Bagaimana apresiasi dan depresiasi tersebut mempengaruhi neraca dagang dan akhirnya ekspor neto dan permintaan agregat, mari kita lihat satu per satu.
Efek depresiasi
Ketika euro terdepresiasi terhadap dolar AS, euro menjadi kurang bernilai ketika anda menukarnya ke dolar AS. Sehingga, anda harus menggunakan lebih banyak euro untuk mendapatkan satu dollar AS.
Karena euro lebih lemah terhadap dolar AS, akibatnya, produk Amerika menjadi lebih mahal bagi anda. Anda harus mengeluarkan euro lebih banyak untuk membeli produk tersebut. Konsekuensinya, anda dan pembeli domestik lainnya mungkin mengurangi permintaan, menurunkan produk yang diimpor. Anda mungkin mencari alternatif lain yang lebih murah.
Sebaliknya, depresiasi membuat barang-barang yang diekspor menjadi lebih murah bagi pembeli di Amerika. Mereka harus membayar lebih sedikit untuk mendapatkan jumlah yang sama. Akibatnya, barang yang diekspor menjadi lebih berdaya saing di pasar Amerika, mendorong ekspor untuk meningkat.

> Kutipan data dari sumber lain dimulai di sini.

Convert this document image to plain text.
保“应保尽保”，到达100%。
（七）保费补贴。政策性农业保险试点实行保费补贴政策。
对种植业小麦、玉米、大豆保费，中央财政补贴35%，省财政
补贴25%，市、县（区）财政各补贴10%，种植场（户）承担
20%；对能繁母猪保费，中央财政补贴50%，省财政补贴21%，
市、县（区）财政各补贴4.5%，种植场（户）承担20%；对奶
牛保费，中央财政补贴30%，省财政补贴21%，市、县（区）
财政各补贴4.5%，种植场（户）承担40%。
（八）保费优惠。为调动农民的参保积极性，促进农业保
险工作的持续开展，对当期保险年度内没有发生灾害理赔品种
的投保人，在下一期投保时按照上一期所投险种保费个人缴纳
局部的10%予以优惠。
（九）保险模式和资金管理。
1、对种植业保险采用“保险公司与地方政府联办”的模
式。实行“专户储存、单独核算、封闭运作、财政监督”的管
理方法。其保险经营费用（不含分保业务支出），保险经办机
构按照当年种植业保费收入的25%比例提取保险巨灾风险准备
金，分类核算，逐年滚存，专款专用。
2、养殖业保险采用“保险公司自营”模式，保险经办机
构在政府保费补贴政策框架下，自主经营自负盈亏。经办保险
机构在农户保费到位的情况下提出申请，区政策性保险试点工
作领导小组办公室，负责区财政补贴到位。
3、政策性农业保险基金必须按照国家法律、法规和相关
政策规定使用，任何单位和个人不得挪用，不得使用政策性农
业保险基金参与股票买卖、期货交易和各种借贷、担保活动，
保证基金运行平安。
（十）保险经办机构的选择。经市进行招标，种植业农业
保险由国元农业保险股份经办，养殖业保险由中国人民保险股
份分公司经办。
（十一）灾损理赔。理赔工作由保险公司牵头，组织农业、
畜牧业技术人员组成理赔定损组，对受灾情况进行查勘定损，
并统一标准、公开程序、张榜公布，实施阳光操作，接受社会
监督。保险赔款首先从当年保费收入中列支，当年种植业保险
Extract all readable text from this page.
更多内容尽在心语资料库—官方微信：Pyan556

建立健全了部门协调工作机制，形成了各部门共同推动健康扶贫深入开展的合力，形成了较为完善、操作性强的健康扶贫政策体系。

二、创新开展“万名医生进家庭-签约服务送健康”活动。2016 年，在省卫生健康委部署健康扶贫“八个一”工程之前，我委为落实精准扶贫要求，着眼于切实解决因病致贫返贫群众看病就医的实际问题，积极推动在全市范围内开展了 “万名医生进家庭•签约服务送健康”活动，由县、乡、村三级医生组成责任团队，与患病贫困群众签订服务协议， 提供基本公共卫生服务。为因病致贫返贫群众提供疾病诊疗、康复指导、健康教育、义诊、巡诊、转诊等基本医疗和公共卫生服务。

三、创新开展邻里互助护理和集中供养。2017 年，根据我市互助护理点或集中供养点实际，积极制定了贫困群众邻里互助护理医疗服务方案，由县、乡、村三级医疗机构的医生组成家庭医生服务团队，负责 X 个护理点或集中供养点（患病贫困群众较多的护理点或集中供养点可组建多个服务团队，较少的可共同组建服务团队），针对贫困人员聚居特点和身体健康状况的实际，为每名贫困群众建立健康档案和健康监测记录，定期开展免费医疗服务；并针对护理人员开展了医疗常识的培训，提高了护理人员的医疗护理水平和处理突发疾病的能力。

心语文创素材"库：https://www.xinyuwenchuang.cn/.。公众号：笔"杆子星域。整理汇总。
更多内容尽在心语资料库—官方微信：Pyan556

Karena impor cenderung menurun dan ekspor cenderung naik, neraca dagang menjadi surplus (ekspor neto positif). Konsekuensinya, itu meningkatkan permintaan agregat dan merangsang pertumbuhan ekonomi domestik yang lebih tinggi karena produsen berusaha domestik meningkatkan output untuk mengekspor lebih banyak.
Meskipun demikian, depresiasi mungkin juga berkontribusi pada imported inflation. Tanpa substitusi di pasar domestik, depresiasi mengakibatkan produsen domestik harus membayar lebih mahal ketika membeli bahan baku dari Amerika. Karena harga naik, biaya produksi juga naik. Akhirnya, mereka menaikkan harga jual untuk mempertahankan laba.
Efek apresiasi
Apresiasi menurunkan ekspor tapi meningkatkan impor. Barang yang diekspor menjadi lebih mahal bagi pembeli di Amerika Serikat. Sebaliknya, barang yang diimpor menjadi lebih murah bagi anda dan pembeli domestik lainnya. Akhirnya, itu meningkatkan permintaan impor tapi menurunkan permintaan ekspor.
Karena ekspor turun sementara impor meningkat, neraca dagang mengarah pada defisit (ekspor neto negatif). Sebagaimana dalam rumus di atas, defisit mengurangi permintaan agregat. Situasi ini bisa melemahkan pertumbuhan ekonomi domestik karena produsen berorientasi ekspor mengurangi output mereka.
Meski produsen berorientasi ekspor mempertahankan harga jual, tapi produk mereka menjadi lebih mahal bagi orang Amerika karena apresiasi. Akibatnya, daya saing mereka di pasar Amerika Serikat turun. Orang Amerika kemudian mengurangi permintaan mereka dan mencari alternatif yang lebih murah. Situasi ini mengarah pada penurunan ekspor.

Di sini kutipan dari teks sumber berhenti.